I think what Joe was referring too, was they may have been overwhelmed with all the paperwork. I believe he was just suggesting that you get the initial contract signed right then and there before they back out. THEN, you can present all the other paperwork after you do your due diligence.

Hope this helps. I know it’s not easy losing out on a deal like this when you’re hungry for your first one. But, this board has many archives about sellers who come back later and say OK when you thought the deal was dead.

Re: I’m totally confused! - Posted by Matt B

Posted by Matt B on February 23, 2001 at 13:31:17:

While I am not be on the same page as Joe here, I think I understand why he said what he did. If the seller is going to sign right now, go ahead and get all the paperwork taken care of. However, if they want to look over the paperwork and “think about it”, you should give them the purchase agreement only. This is less for them to read and get confused or worried about. Feel free to correct me if I’m wrong, Joe.

later . . . - Posted by JoeKaiser

Posted by JoeKaiser on February 23, 2001 at 20:44:03:

Once you have a signed off purchase and sale agreement, you advise the sellers that they’ll be receiving the transfer documentation within the next few days.


Re: I’m totally confused! I’m not Joe but… - Posted by evelyn (FL)

Posted by evelyn (FL) on February 23, 2001 at 14:15:40:

I think you’re right. I’m that way also. The more you have to look at, the more you have to ponder over.


purchase agreement - Posted by AWWMi.

Posted by AWWMi. on February 23, 2001 at 23:25:31:

Joe, so by getting the purchase agreement signed first this also ‘ties up’ the property to you for however much said time?

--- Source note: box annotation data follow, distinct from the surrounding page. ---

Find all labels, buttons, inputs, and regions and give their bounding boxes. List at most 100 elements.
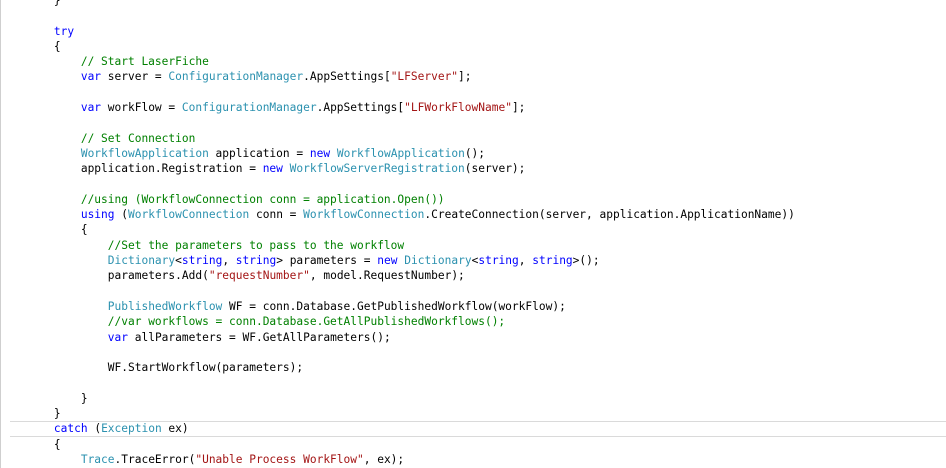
code-lines[interactable]: } try { // Start LaserFiche var server =… bbox=[0, 0, 946, 467]
type-token: ConfigurationManager bbox=[168, 70, 304, 84]
code-token: } bbox=[53, 407, 61, 421]
type-token: Trace bbox=[80, 452, 115, 466]
type-token: WorkflowApplication bbox=[80, 146, 209, 160]
code-token: WF.StartWorkflow(parameters); bbox=[107, 361, 304, 375]
code-token: > parameters = bbox=[276, 254, 378, 268]
code-line[interactable] bbox=[0, 115, 946, 130]
comment-token: // Start LaserFiche bbox=[80, 55, 209, 69]
code-line[interactable] bbox=[0, 284, 946, 299]
code-line[interactable] bbox=[0, 177, 946, 192]
comment-token: //using (WorkflowConnection conn = appli… bbox=[80, 192, 445, 206]
code-token: ex) bbox=[161, 422, 189, 436]
code-token: , ex); bbox=[363, 452, 405, 466]
type-token: PublishedWorkflow bbox=[107, 299, 223, 313]
code-line[interactable]: } bbox=[0, 0, 946, 8]
code-token: , model.RequestNumber); bbox=[309, 269, 465, 283]
keyword-token: new bbox=[377, 254, 398, 268]
code-line[interactable]: } bbox=[0, 391, 946, 406]
code-token: server = bbox=[101, 70, 169, 84]
code-line[interactable]: WorkflowApplication application = new Wo… bbox=[0, 146, 946, 161]
code-line[interactable]: application.Registration = new WorkflowS… bbox=[0, 161, 946, 176]
type-token: WorkflowConnection bbox=[303, 208, 425, 222]
comment-token: // Set Connection bbox=[80, 131, 196, 145]
code-line[interactable]: //Set the parameters to pass to the work… bbox=[0, 238, 946, 253]
code-token: { bbox=[53, 39, 61, 53]
code-line[interactable]: var allParameters = WF.GetAllParameters(… bbox=[0, 330, 946, 345]
keyword-token: new bbox=[262, 162, 283, 176]
keyword-token: string bbox=[532, 254, 573, 268]
keyword-token: string bbox=[181, 254, 223, 268]
type-token: WorkflowConnection bbox=[128, 208, 250, 222]
type-token: Dictionary bbox=[404, 254, 472, 268]
code-line[interactable]: } bbox=[0, 406, 946, 421]
current-code-line[interactable]: catch (Exception ex) bbox=[0, 421, 946, 437]
code-token: .CreateConnection(server, application.Ap… bbox=[424, 208, 795, 222]
code-line[interactable]: // Set Connection bbox=[0, 131, 946, 146]
code-line[interactable] bbox=[0, 345, 946, 360]
code-line[interactable]: // Start LaserFiche bbox=[0, 54, 946, 69]
code-line[interactable] bbox=[0, 85, 946, 100]
code-line[interactable]: { bbox=[0, 222, 946, 237]
code-line[interactable]: Dictionary<string, string> parameters = … bbox=[0, 253, 946, 268]
code-token: WF = conn.Database.GetPublishedWorkflow(… bbox=[222, 299, 566, 313]
code-line[interactable]: Trace.TraceError("Unable Process WorkFlo… bbox=[0, 452, 946, 467]
code-token: .TraceError( bbox=[114, 452, 196, 466]
string-token: "LFServer" bbox=[390, 70, 459, 84]
keyword-token: var bbox=[107, 330, 128, 344]
keyword-token: try bbox=[53, 24, 75, 38]
code-line[interactable]: try bbox=[0, 24, 946, 39]
string-token: "requestNumber" bbox=[208, 269, 310, 283]
code-line[interactable]: var workFlow = ConfigurationManager.AppS… bbox=[0, 100, 946, 115]
type-token: WorkflowApplication bbox=[336, 146, 465, 160]
code-token: conn = bbox=[249, 208, 304, 222]
code-line[interactable]: { bbox=[0, 39, 946, 54]
code-line[interactable] bbox=[0, 8, 946, 23]
type-token: ConfigurationManager bbox=[181, 101, 317, 115]
code-token: , bbox=[222, 254, 236, 268]
keyword-token: var bbox=[80, 70, 102, 84]
code-token: .AppSettings[ bbox=[316, 101, 405, 115]
type-token: WorkflowServerRegistration bbox=[289, 162, 465, 176]
code-editor[interactable]: } try { // Start LaserFiche var server =… bbox=[0, 0, 946, 468]
code-line[interactable]: PublishedWorkflow WF = conn.Database.Get… bbox=[0, 299, 946, 314]
code-token: { bbox=[80, 223, 88, 237]
code-line[interactable]: //using (WorkflowConnection conn = appli… bbox=[0, 192, 946, 207]
code-line[interactable]: //var workflows = conn.Database.GetAllPu… bbox=[0, 314, 946, 329]
keyword-token: var bbox=[80, 101, 102, 115]
code-token: } bbox=[53, 0, 61, 7]
comment-token: //var workflows = conn.Database.GetAllPu… bbox=[107, 315, 506, 329]
string-token: "Unable Process WorkFlow" bbox=[195, 452, 364, 466]
code-token: (); bbox=[464, 146, 486, 160]
code-line[interactable]: WF.StartWorkflow(parameters); bbox=[0, 360, 946, 375]
code-line[interactable]: parameters.Add("requestNumber", model.Re… bbox=[0, 268, 946, 283]
type-token: Dictionary bbox=[107, 254, 176, 268]
code-token: application.Registration = bbox=[80, 162, 263, 176]
code-line[interactable]: using (WorkflowConnection conn = Workflo… bbox=[0, 207, 946, 222]
code-token: } bbox=[80, 391, 88, 405]
code-line[interactable]: var server = ConfigurationManager.AppSet… bbox=[0, 69, 946, 84]
code-line[interactable]: { bbox=[0, 437, 946, 452]
code-line[interactable] bbox=[0, 375, 946, 390]
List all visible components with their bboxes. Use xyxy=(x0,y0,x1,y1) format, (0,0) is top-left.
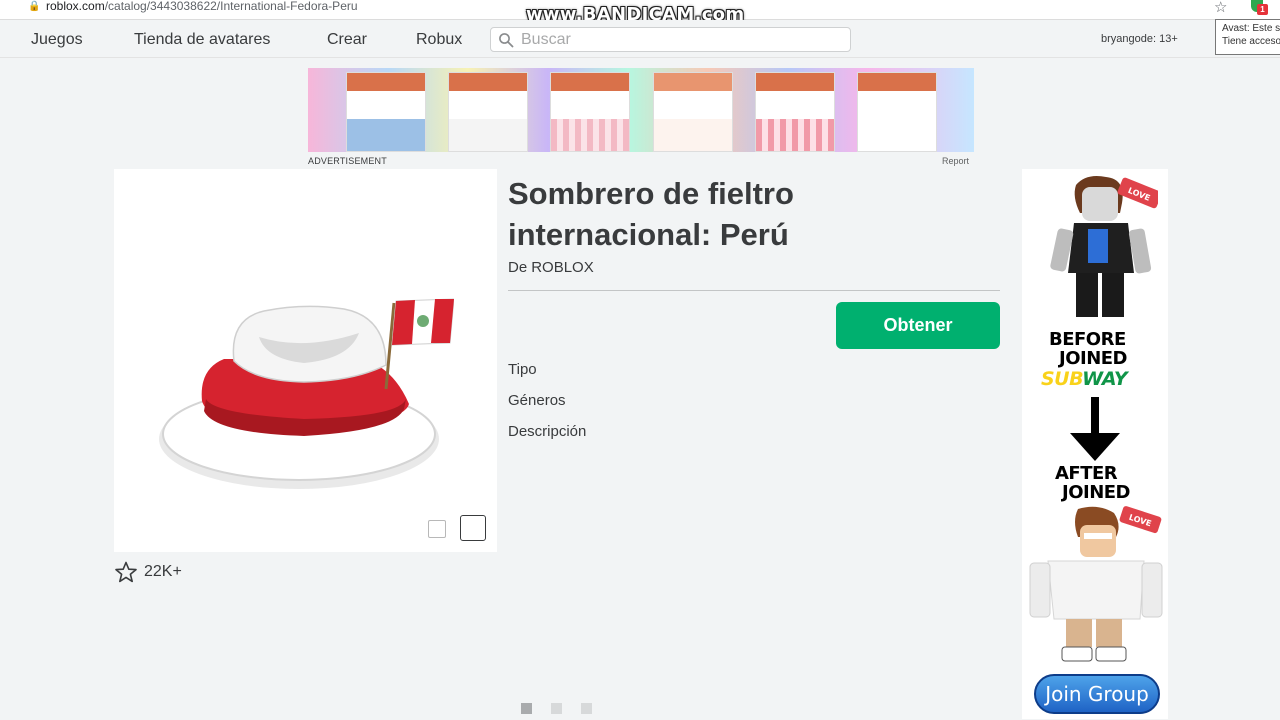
after-text-line2: JOINED xyxy=(1062,482,1131,503)
creator-link[interactable]: ROBLOX xyxy=(531,259,594,276)
tooltip-line-1: Avast: Este s xyxy=(1222,23,1280,34)
bookmark-star-icon[interactable]: ☆ xyxy=(1214,0,1227,16)
before-text-line1: BEFORE xyxy=(1049,329,1126,350)
before-text-line2: JOINED xyxy=(1059,348,1128,369)
detail-label-description: Descripción xyxy=(508,423,587,440)
pagination-dot[interactable] xyxy=(551,703,562,714)
item-thumbnail xyxy=(114,169,497,552)
search-icon xyxy=(499,33,514,48)
detail-label-type: Tipo xyxy=(508,361,537,378)
subway-logo-part1: SUB xyxy=(1041,368,1083,390)
search-input[interactable] xyxy=(521,30,841,49)
ad-shirt-image xyxy=(346,72,426,152)
pagination-dot[interactable] xyxy=(521,703,532,714)
avatar-before-image: LOVE xyxy=(1050,176,1158,317)
item-title: Sombrero de fieltro internacional: Perú xyxy=(508,176,794,252)
ad-shirt-image xyxy=(448,72,528,152)
join-group-button[interactable]: Join Group xyxy=(1034,674,1160,714)
ad-shirt-image xyxy=(857,72,937,152)
top-navigation: Juegos Tienda de avatares Crear Robux br… xyxy=(0,20,1280,58)
url-path: /catalog/3443038622/International-Fedora… xyxy=(104,0,358,13)
notification-badge: 1 xyxy=(1257,4,1268,15)
subway-logo-part2: WAY xyxy=(1082,368,1128,390)
down-arrow-icon xyxy=(1070,397,1120,461)
avatar-after-image: LOVE xyxy=(1029,506,1163,662)
divider xyxy=(508,290,1000,291)
ad-shirt-image xyxy=(755,72,835,152)
nav-item-avatar-shop[interactable]: Tienda de avatares xyxy=(134,31,270,49)
detail-label-genres: Géneros xyxy=(508,392,566,409)
side-ad-banner[interactable]: LOVE BEFORE JOINED SUBWAY AFTER JOINED L… xyxy=(1022,169,1168,719)
fedora-hat-image xyxy=(159,298,454,489)
subway-logo: SUBWAY xyxy=(1041,368,1128,390)
nav-item-create[interactable]: Crear xyxy=(327,31,367,49)
after-text-line1: AFTER xyxy=(1055,463,1118,484)
creator-prefix: De xyxy=(508,259,528,276)
advertisement-label: ADVERTISEMENT xyxy=(308,156,387,166)
pagination-dot[interactable] xyxy=(581,703,592,714)
lock-icon: 🔒 xyxy=(28,1,41,12)
tooltip-line-2: Tiene acceso xyxy=(1222,36,1280,47)
ad-shirt-image xyxy=(550,72,630,152)
url-text[interactable]: roblox.com/catalog/3443038622/Internatio… xyxy=(46,0,358,12)
url-host: roblox.com xyxy=(46,0,105,13)
extension-tooltip: Avast: Este s Tiene acceso xyxy=(1215,19,1280,55)
nav-item-robux[interactable]: Robux xyxy=(416,31,462,49)
get-item-button[interactable]: Obtener xyxy=(836,302,1000,349)
favorite-star-icon[interactable] xyxy=(114,561,138,583)
top-ad-banner[interactable] xyxy=(308,68,974,152)
view-3d-toggle[interactable] xyxy=(460,515,486,541)
view-2d-toggle[interactable] xyxy=(428,520,446,538)
username-label[interactable]: bryangode: 13+ xyxy=(1101,33,1178,45)
avast-extension-icon[interactable]: 1 xyxy=(1251,0,1269,16)
nav-item-games[interactable]: Juegos xyxy=(31,31,83,49)
creator-line: De ROBLOX xyxy=(508,259,594,276)
report-ad-link[interactable]: Report xyxy=(942,156,969,166)
favorite-count: 22K+ xyxy=(144,563,182,580)
search-box[interactable] xyxy=(490,27,851,52)
ad-shirt-image xyxy=(653,72,733,152)
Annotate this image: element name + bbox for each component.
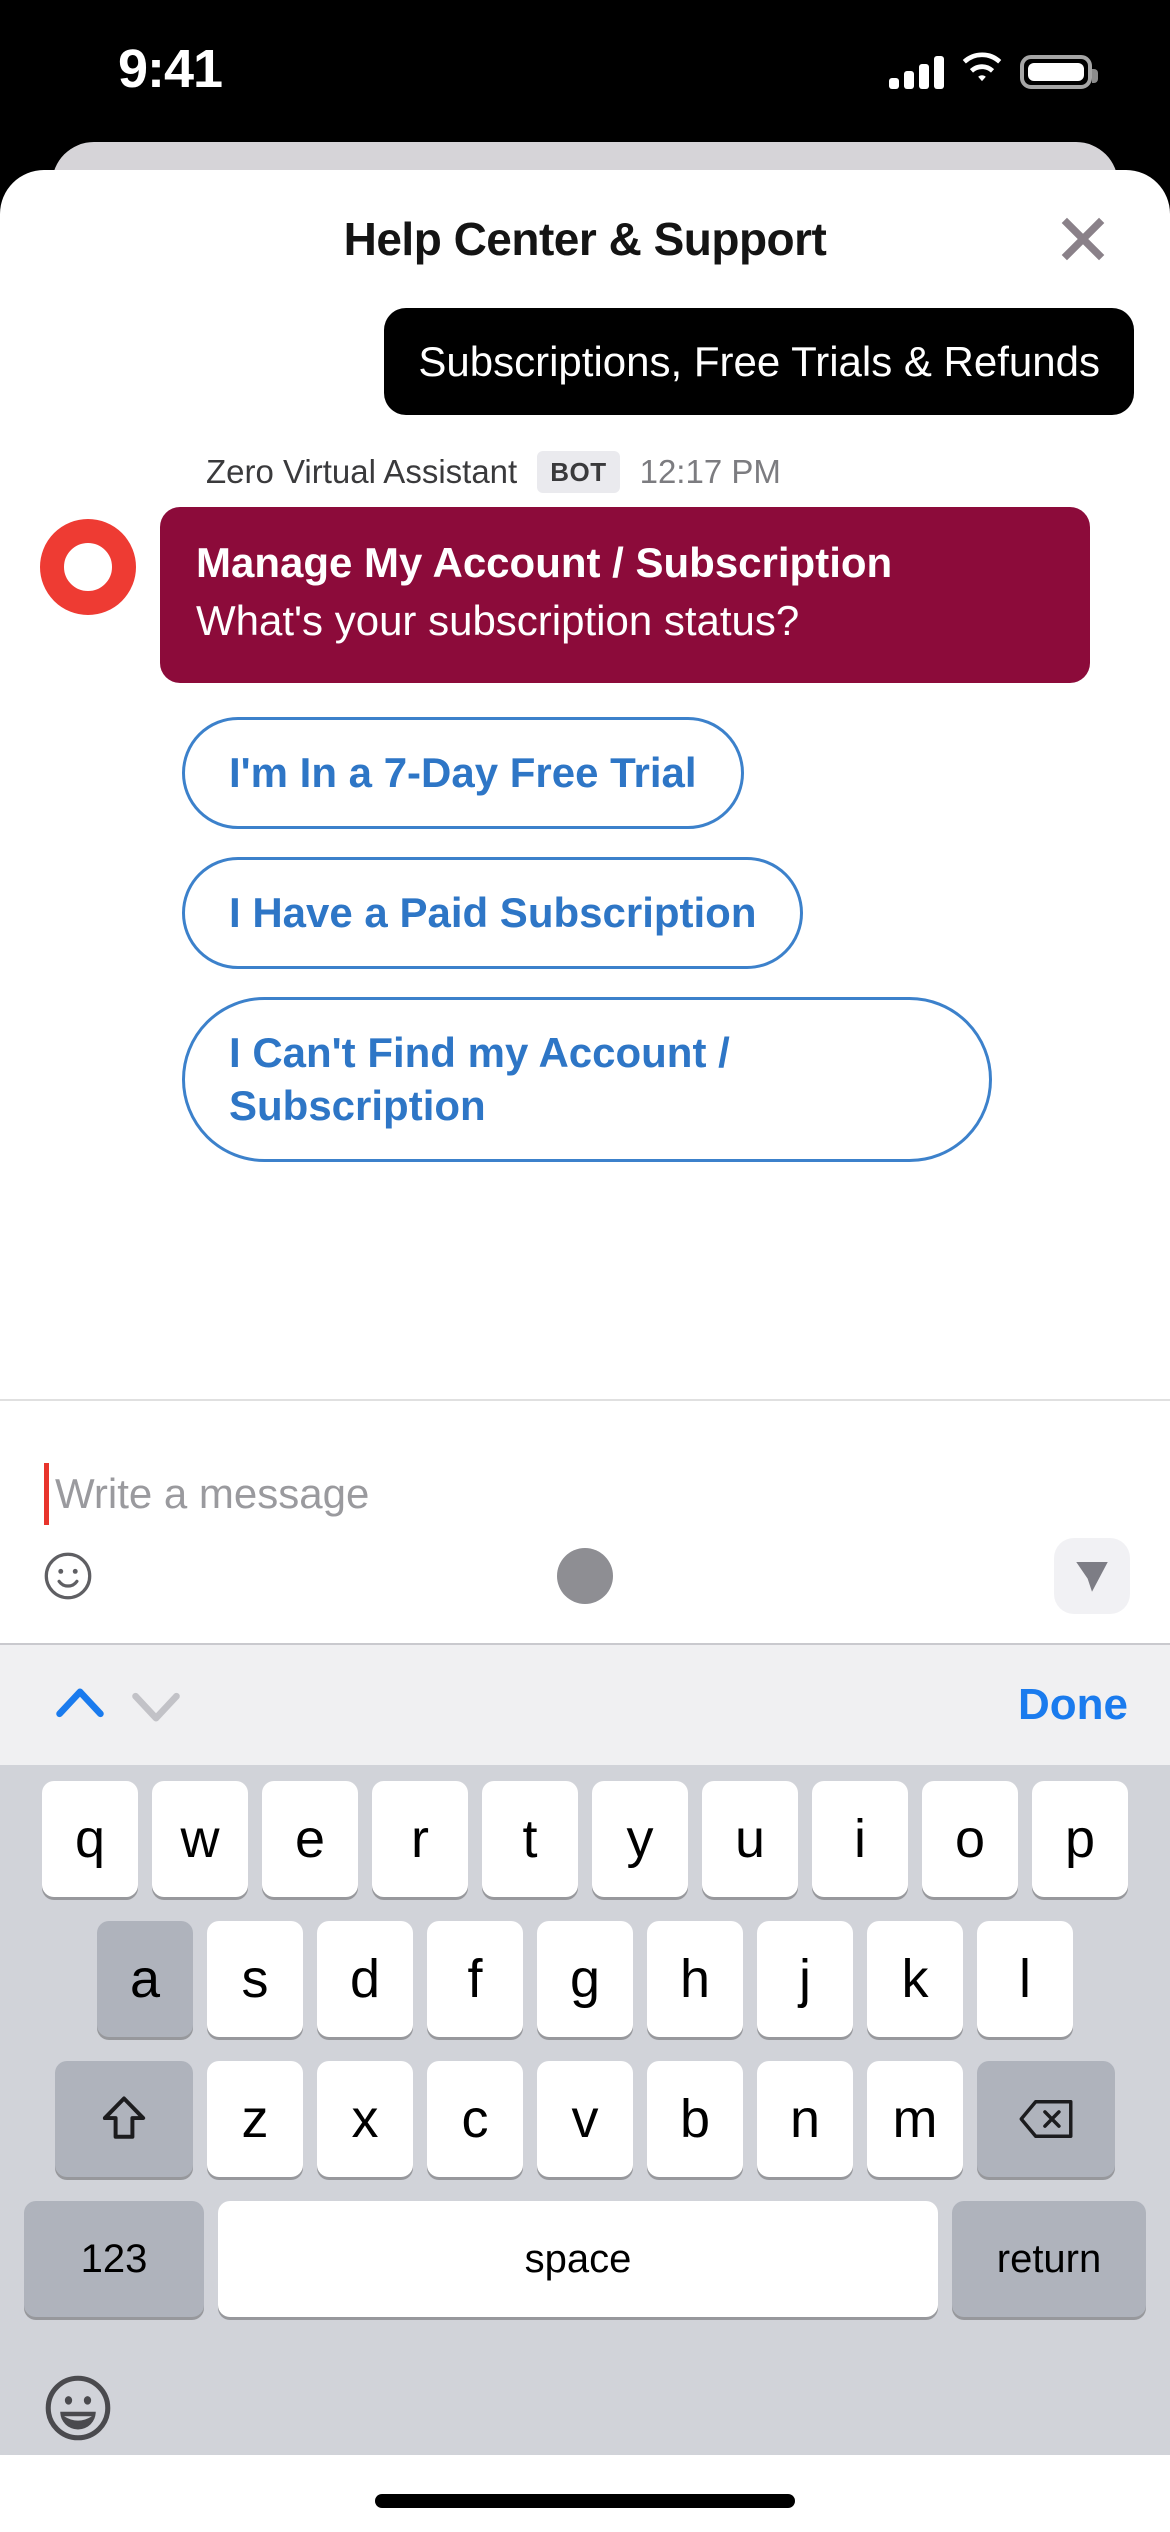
quick-reply-free-trial[interactable]: I'm In a 7-Day Free Trial (182, 717, 744, 829)
return-key[interactable]: return (952, 2201, 1146, 2317)
key-i[interactable]: i (812, 1781, 908, 1897)
key-c[interactable]: c (427, 2061, 523, 2177)
bot-name: Zero Virtual Assistant (206, 453, 518, 491)
keyboard-done-button[interactable]: Done (1018, 1680, 1128, 1730)
send-icon[interactable] (1054, 1538, 1130, 1614)
quick-reply-list: I'm In a 7-Day Free Trial I Have a Paid … (0, 683, 1170, 1163)
key-s[interactable]: s (207, 1921, 303, 2037)
key-f[interactable]: f (427, 1921, 523, 2037)
quick-reply-cant-find-account[interactable]: I Can't Find my Account / Subscription (182, 996, 992, 1163)
battery-icon (1020, 54, 1098, 89)
key-p[interactable]: p (1032, 1781, 1128, 1897)
modal-header: Help Center & Support (0, 170, 1170, 308)
key-u[interactable]: u (702, 1781, 798, 1897)
key-h[interactable]: h (647, 1921, 743, 2037)
composer-action-bar (0, 1538, 1170, 1614)
key-j[interactable]: j (757, 1921, 853, 2037)
emoji-smiley-icon[interactable] (40, 2370, 116, 2446)
keyboard-row-2: a s d f g h j k l (0, 1921, 1170, 2037)
key-d[interactable]: d (317, 1921, 413, 2037)
key-r[interactable]: r (372, 1781, 468, 1897)
on-screen-keyboard: q w e r t y u i o p a s d f g h j k l z … (0, 1765, 1170, 2455)
message-timestamp: 12:17 PM (639, 453, 781, 491)
text-cursor (44, 1463, 49, 1525)
user-message-bubble: Subscriptions, Free Trials & Refunds (384, 308, 1134, 416)
smiley-face-icon[interactable] (40, 1548, 96, 1604)
phone-screen: 9:41 Help Center & Support Subscriptions… (0, 0, 1170, 2532)
close-icon[interactable] (1048, 204, 1118, 274)
chat-message-list: Subscriptions, Free Trials & Refunds Zer… (0, 308, 1170, 1401)
bot-message-meta: Zero Virtual Assistant BOT 12:17 PM (0, 415, 1170, 507)
shift-arrow-up-icon[interactable] (55, 2061, 193, 2177)
support-modal-sheet: Help Center & Support Subscriptions, Fre… (0, 170, 1170, 2532)
wifi-icon (960, 52, 1004, 91)
key-m[interactable]: m (867, 2061, 963, 2177)
bot-message-row: Manage My Account / Subscription What's … (0, 507, 1170, 684)
backspace-delete-icon[interactable] (977, 2061, 1115, 2177)
bot-message-subtitle: What's your subscription status? (196, 597, 800, 645)
cellular-signal-icon (889, 55, 944, 89)
keyboard-accessory-toolbar: Done (0, 1643, 1170, 1765)
key-x[interactable]: x (317, 2061, 413, 2177)
key-y[interactable]: y (592, 1781, 688, 1897)
status-bar: 9:41 (0, 0, 1170, 145)
key-o[interactable]: o (922, 1781, 1018, 1897)
key-q[interactable]: q (42, 1781, 138, 1897)
page-title: Help Center & Support (343, 213, 827, 265)
status-bar-time: 9:41 (118, 39, 223, 99)
key-t[interactable]: t (482, 1781, 578, 1897)
status-bar-indicators (889, 52, 1098, 91)
key-k[interactable]: k (867, 1921, 963, 2037)
bot-message-bubble: Manage My Account / Subscription What's … (160, 507, 1090, 684)
home-indicator (375, 2494, 795, 2508)
key-l[interactable]: l (977, 1921, 1073, 2037)
numbers-key[interactable]: 123 (24, 2201, 204, 2317)
key-n[interactable]: n (757, 2061, 853, 2177)
chevron-down-icon (118, 1667, 194, 1743)
space-key[interactable]: space (218, 2201, 938, 2317)
key-a[interactable]: a (97, 1921, 193, 2037)
attachment-circle-icon[interactable] (557, 1548, 613, 1604)
bot-message-title: Manage My Account / Subscription (196, 539, 893, 587)
avatar (40, 519, 136, 616)
status-badge: BOT (537, 451, 620, 494)
key-e[interactable]: e (262, 1781, 358, 1897)
keyboard-bottom-row (0, 2341, 1170, 2469)
message-input[interactable]: Write a message (0, 1401, 1170, 1525)
key-v[interactable]: v (537, 2061, 633, 2177)
message-input-placeholder: Write a message (55, 1470, 370, 1517)
chevron-up-icon[interactable] (42, 1667, 118, 1743)
key-b[interactable]: b (647, 2061, 743, 2177)
quick-reply-paid-subscription[interactable]: I Have a Paid Subscription (182, 856, 804, 969)
key-z[interactable]: z (207, 2061, 303, 2177)
key-w[interactable]: w (152, 1781, 248, 1897)
keyboard-row-3: z x c v b n m (0, 2061, 1170, 2177)
keyboard-row-1: q w e r t y u i o p (0, 1781, 1170, 1897)
user-message-row: Subscriptions, Free Trials & Refunds (0, 308, 1170, 416)
key-g[interactable]: g (537, 1921, 633, 2037)
message-composer: Write a message (0, 1401, 1170, 1643)
keyboard-row-4: 123 space return (0, 2201, 1170, 2317)
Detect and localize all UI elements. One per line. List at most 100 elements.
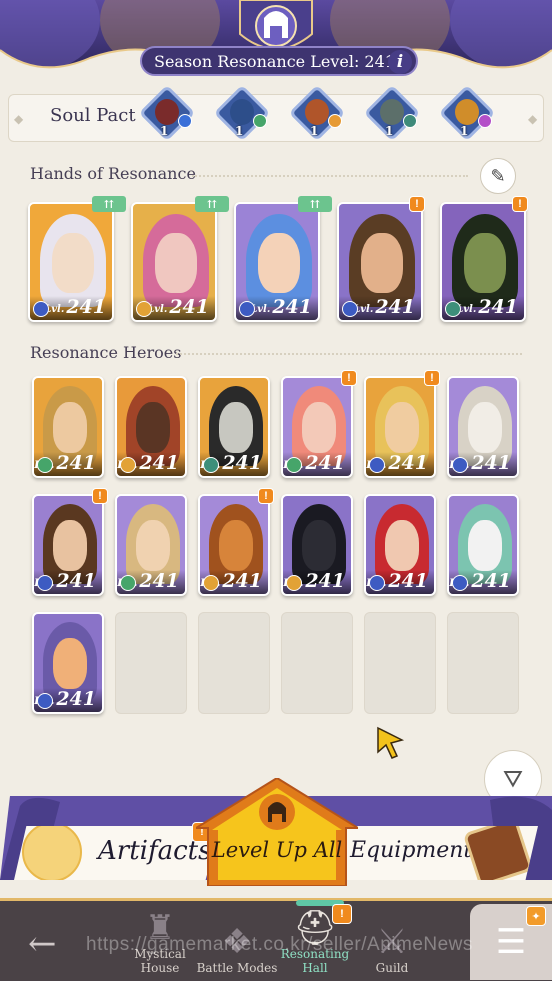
hero-class-icon xyxy=(37,693,53,709)
resonance-hero-card[interactable]: Lvl.241 xyxy=(198,494,270,596)
alert-badge: ! xyxy=(424,370,440,386)
resonance-hero-card[interactable]: Lvl.241 xyxy=(115,376,187,478)
info-icon[interactable]: i xyxy=(388,50,412,74)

This leaves you time to research your’due diligence’ and if you don’t like it, they get their $10 earnest deposit and you go skin another bear? Am I close? …

Re: I’m totally confused! I’m not Joe but… - Posted by Terry (Houston)

Posted by Terry (Houston) on February 23, 2001 at 15:01:41:

My thoughts are that you get the offer accepted.

That is a two or three page form. It is assumed at this point and time you have discussed that you are going to make the payments etc…

You leave, with the signed contract, after you set up the ‘closing’ date. Go do your your due dillegence and
then return with the rest of the paperwork. At that time the contract is signed.

If it is a real motivated seller then yes you may try to do everything then. But if they are that motivated they don’t care.

one problem - Posted by David S

Posted by David S on February 24, 2001 at 19:42:27:

it’s YOUR 10.00 consideration, not theirs.